Wir werden den Mitgliederwillen noch stärker in unsere Entscheidungen aufnehmen und umsetzen. In einem aktiven Dialog, mit- und untereinander, werden wir einen Organisationsentwicklungsprozeß zur Umsetzung unserer Beschlüsse zur Organisationsreform gestalten, der alle Betroffenen zu Beteiligten macht. Es gilt, eine Brücke zwischen den Grundlagen der Gewerkschaften und den zukünftigen Inhalten und Formen unserer Arbeit zu schlagen. Der Begriff und Umfang gewerkschaftlicher Interessenvertretung ist über den Bestandsschutz, Sicherung und Verbesserung der Arbeitsbedingungen und der Einkommen hinaus zu einer umfassenden Vertretungsperspektive für mehr Lebensqualität zu entwickeln. Wohnqualität, Kosten für Wohnungen, Umweltschutz, Ausbau des öffentlichen Personennahverkehrs, umfassende kostengünstige Bildung vom Kindergarten bis zur Universität sind Teil der von uns einzufordernden Lebensqualität für Arbeitnehmerinnen und Arbeitnehmer.

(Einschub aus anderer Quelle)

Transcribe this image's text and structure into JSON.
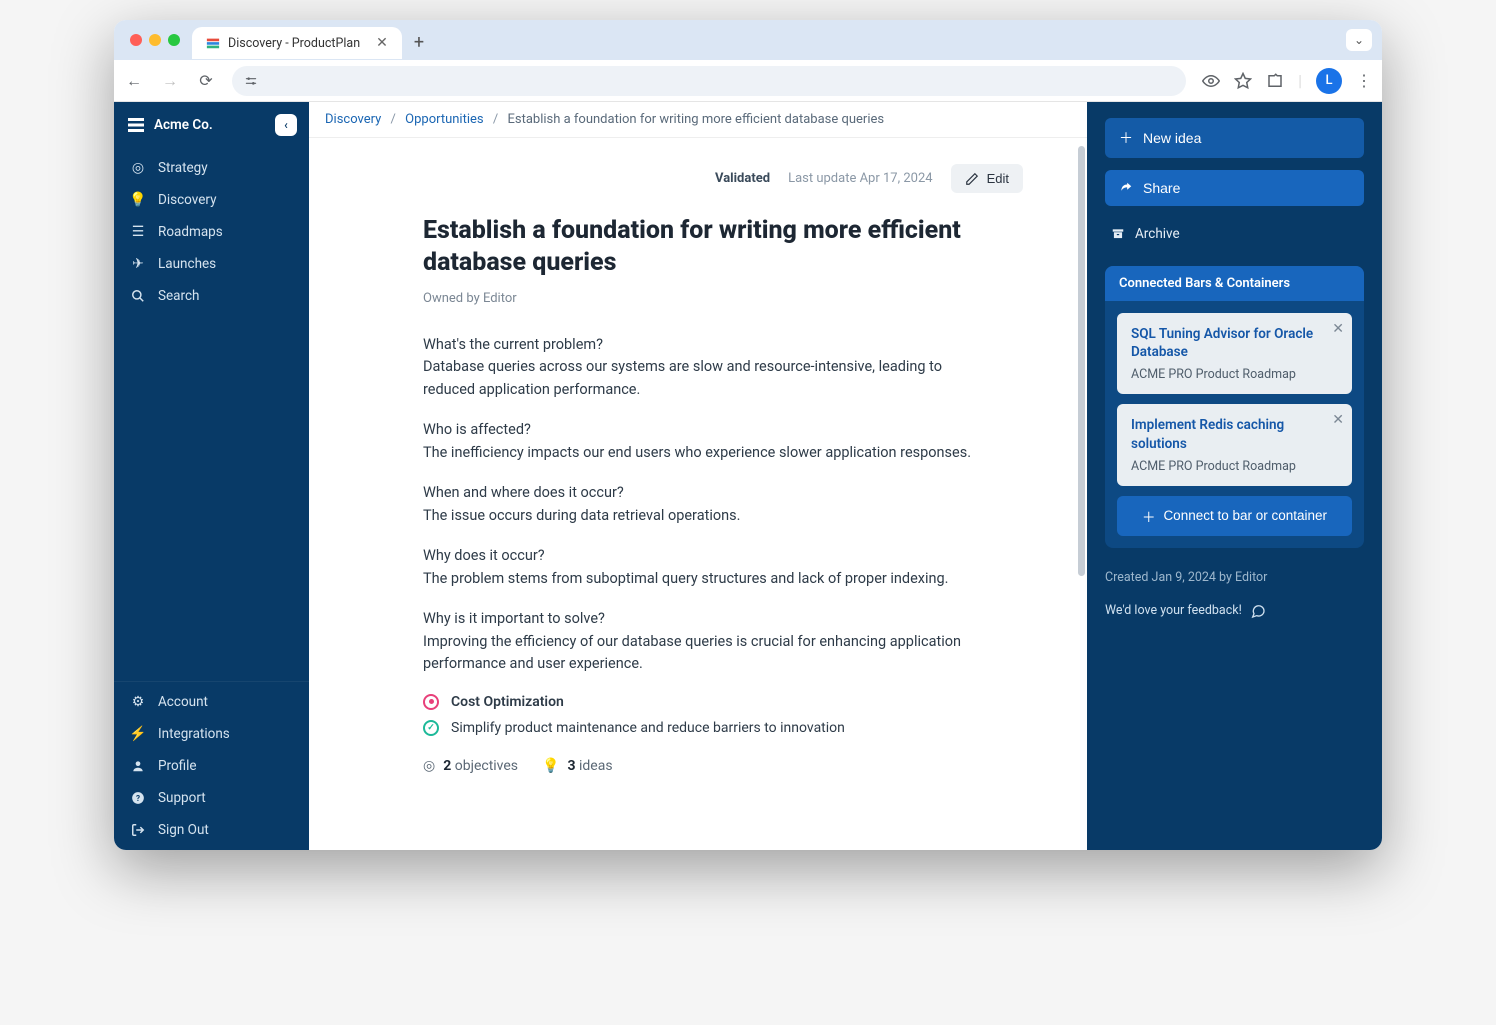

Wir haben die inneren Reserven für einen Neuanfang. Krise als Chance zu begreifen ist für uns keine leere Worthülse, sondern Anspruch und Voraussetzung für Visionen. Meine Vision von Gewerkschaften in zehn Jahren steht: Es wird eine Vielzahl von Projektgruppen und Innovationszirkeln geben, die die Arbeitsformen und Arbeitsgestaltung sowie die Arbeitsorganisation in den Betrieben und Verwaltungen entscheidend mitgestalten.
In Workshops wird über Inhalt und Form von Dienstleistungen mit BürgerInnen und Bürgern diskutiert. Die Notwendigkeit öffentlicher Dienstleistungen ist politisch durchgesetzt und unumstritten. In den Gremien der ÖTV sind Männer und Frauen entsprechend ihrem Anteil vertreten. In Arbeitstagungen, Seminaren und in den ÖTV-Bildungsstätten wird über Inhalte und Formen unserer Politik offen und lebendig gestritten. Die gewerkschaftlichen Veranstaltungen sind wieder so attraktiv, daß viele Menschen sich entschließen, Mitglied zu werden und sich zu engagieren.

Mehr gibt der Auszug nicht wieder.